My intuition says yes, but I'm trying to prove it using limit laws and getting stuck. So far I have the following:

Let $$(s_n)$$ be the sequence of partial sums of $$\sum(a_n+b_n)$$ and $$(t_n)$$ be the sequence of partial sums of $$\sum(a_n-b_n)$$. So $$\lim s_n=\sum(a_n+b_n)$$ and $$\lim s_n=\sum(a_n-b_n)$$. Then $$\lim(s_n+t_n)=\lim s_n+\lim t_n$$ (because $$(s_n),(t_n)$$ converge), and then $$\lim(s_n+t_n)=\lim((a_n+b_n)+(a_n-b_n))=\lim(2a_n)=\sum(a_n+b_n)+\sum(a_n-b_n)$$.

But I'm not convinced that actually goes anywhere, or if I'm taking the right approach. If anyone has any ideas to help in making this proof work out I would really appreciate it.

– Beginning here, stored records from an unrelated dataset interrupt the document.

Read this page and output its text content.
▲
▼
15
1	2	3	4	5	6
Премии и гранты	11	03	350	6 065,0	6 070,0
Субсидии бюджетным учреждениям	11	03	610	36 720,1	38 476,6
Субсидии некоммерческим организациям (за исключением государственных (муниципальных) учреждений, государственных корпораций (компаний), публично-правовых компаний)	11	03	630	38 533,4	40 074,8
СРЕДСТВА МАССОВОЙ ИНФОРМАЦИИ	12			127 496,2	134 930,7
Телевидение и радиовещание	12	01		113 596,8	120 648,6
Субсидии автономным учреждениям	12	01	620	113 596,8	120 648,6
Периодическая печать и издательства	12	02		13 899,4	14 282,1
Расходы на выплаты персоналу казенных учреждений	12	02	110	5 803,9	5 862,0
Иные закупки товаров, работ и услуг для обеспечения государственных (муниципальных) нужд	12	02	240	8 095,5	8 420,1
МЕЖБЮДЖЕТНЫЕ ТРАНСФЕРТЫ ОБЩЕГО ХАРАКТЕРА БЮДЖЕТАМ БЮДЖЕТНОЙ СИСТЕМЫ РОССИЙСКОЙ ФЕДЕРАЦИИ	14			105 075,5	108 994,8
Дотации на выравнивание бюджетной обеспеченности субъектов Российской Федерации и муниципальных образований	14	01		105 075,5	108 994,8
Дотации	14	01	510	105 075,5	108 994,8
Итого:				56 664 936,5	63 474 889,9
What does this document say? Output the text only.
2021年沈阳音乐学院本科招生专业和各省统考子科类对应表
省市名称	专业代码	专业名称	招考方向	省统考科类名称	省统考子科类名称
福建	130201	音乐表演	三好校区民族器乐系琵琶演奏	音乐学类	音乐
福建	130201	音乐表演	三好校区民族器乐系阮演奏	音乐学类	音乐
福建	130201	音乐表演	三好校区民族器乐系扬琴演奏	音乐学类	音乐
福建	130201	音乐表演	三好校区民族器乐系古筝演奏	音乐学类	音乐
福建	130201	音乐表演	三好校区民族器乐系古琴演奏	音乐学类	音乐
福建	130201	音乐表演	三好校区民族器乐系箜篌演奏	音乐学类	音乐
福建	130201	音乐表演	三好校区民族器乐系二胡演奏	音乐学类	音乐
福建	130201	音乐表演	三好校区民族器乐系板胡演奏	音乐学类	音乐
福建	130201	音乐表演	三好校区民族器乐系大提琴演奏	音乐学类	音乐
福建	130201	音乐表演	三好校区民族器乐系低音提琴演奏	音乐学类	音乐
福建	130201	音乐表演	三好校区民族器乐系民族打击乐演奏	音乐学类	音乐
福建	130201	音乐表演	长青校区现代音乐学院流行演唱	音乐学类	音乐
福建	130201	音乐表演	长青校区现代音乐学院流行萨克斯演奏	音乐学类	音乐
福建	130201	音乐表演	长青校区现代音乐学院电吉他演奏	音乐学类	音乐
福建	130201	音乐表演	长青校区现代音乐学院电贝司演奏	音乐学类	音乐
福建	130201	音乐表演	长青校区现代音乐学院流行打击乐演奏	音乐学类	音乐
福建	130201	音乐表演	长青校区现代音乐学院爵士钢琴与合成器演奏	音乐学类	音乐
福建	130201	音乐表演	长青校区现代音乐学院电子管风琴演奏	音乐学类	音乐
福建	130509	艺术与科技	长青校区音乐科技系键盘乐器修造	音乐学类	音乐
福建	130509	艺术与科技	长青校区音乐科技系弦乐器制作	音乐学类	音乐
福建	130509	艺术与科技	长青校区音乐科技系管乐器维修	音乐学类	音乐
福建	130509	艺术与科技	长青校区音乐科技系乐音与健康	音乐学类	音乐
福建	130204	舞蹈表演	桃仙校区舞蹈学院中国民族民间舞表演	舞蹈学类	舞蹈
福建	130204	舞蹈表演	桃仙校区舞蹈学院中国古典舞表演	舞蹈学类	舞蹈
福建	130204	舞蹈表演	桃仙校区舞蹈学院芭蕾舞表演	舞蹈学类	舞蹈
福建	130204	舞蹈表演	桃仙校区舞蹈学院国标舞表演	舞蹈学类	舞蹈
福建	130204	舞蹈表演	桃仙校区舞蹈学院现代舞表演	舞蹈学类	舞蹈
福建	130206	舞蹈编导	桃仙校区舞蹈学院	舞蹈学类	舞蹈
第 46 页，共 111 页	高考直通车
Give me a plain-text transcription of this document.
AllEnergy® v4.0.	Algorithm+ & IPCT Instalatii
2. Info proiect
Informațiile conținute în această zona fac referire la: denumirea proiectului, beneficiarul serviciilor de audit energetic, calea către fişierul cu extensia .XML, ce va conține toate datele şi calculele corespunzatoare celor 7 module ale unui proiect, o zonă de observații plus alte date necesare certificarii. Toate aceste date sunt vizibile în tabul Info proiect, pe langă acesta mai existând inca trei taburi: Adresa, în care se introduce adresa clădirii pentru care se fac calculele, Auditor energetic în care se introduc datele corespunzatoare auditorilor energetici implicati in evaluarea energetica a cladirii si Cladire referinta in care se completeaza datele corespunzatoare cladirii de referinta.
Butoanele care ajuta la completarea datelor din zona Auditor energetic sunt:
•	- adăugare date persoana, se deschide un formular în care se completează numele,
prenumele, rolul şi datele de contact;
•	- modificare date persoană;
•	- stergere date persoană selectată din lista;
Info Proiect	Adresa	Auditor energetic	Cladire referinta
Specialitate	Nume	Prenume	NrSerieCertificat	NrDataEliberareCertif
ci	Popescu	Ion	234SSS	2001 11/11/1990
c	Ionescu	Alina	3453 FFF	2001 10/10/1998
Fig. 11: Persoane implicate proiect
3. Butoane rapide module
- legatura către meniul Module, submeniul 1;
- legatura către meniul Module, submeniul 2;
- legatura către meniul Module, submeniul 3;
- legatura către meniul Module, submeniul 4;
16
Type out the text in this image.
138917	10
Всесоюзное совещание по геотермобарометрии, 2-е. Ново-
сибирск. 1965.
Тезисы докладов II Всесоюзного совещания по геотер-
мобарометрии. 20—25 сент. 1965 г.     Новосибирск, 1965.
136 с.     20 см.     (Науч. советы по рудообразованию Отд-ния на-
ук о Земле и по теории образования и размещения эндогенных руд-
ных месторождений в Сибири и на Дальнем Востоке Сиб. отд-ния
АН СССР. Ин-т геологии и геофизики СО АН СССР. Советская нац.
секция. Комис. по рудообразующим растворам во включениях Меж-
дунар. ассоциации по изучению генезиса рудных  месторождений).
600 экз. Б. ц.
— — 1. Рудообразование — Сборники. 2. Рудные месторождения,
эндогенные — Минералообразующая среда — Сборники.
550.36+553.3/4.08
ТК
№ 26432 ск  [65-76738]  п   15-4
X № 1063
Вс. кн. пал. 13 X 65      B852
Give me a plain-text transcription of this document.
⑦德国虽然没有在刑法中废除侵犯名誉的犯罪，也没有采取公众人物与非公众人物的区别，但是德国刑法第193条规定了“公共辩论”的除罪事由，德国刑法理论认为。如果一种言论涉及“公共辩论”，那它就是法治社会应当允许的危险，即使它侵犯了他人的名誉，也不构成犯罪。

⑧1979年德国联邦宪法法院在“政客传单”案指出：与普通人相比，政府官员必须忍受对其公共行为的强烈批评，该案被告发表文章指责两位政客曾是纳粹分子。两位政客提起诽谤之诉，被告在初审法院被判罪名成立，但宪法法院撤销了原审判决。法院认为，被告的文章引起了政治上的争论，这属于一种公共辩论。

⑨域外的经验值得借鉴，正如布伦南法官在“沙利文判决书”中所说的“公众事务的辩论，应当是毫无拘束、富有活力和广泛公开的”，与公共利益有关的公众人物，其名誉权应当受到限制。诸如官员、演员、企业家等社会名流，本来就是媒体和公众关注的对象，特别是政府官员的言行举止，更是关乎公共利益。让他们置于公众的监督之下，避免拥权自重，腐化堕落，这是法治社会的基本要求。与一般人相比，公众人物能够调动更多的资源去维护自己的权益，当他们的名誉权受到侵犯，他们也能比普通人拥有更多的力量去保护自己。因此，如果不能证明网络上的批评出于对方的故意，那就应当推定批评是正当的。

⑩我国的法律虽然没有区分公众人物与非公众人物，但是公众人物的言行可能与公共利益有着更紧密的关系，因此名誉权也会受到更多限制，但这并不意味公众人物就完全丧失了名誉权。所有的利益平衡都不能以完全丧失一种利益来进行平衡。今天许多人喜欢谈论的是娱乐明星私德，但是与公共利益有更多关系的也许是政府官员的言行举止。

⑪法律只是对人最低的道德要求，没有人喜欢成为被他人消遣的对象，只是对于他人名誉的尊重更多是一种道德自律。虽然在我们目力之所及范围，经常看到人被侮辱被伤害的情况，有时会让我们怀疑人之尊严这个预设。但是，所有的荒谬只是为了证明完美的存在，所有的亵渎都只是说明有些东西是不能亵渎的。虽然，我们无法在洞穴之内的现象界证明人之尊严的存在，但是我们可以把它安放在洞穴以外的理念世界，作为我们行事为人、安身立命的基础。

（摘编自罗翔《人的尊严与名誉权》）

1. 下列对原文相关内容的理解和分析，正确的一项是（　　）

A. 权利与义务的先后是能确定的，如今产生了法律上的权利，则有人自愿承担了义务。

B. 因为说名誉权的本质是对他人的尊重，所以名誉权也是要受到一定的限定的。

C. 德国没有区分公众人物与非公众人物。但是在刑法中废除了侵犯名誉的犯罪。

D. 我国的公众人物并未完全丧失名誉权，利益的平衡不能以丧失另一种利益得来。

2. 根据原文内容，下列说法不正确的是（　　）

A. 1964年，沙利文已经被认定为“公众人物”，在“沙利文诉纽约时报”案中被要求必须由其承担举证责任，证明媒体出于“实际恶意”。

Hint: Note that $$a_n=\frac{(a_n+b_n)+(a_n-b_n)}{2}$$ and $$b_n=\frac{(a_n+b_n)-(a_n-b_n)}{2}.$$
• This allows you to write $\sum a_n$ and $\sum b_n$ as linear combinations of things that you know converge, $\sum a_n+b_n$ and $\sum a_n-b_n$. And the limit laws are all about how limits 'just work' with linear combinations. Commented Oct 14, 2019 at 1:53
• @ksea Let $A_n$ denote the partial sum of $\sum a_n$. Then $A_n=\frac12(s_n+t_n)$. Since $s_n$ and $t_n$ are convergent, $A_n$ is convergent, so $\sum a_n$ is convergent. Similarly we can get the convergence of $\sum b_n$.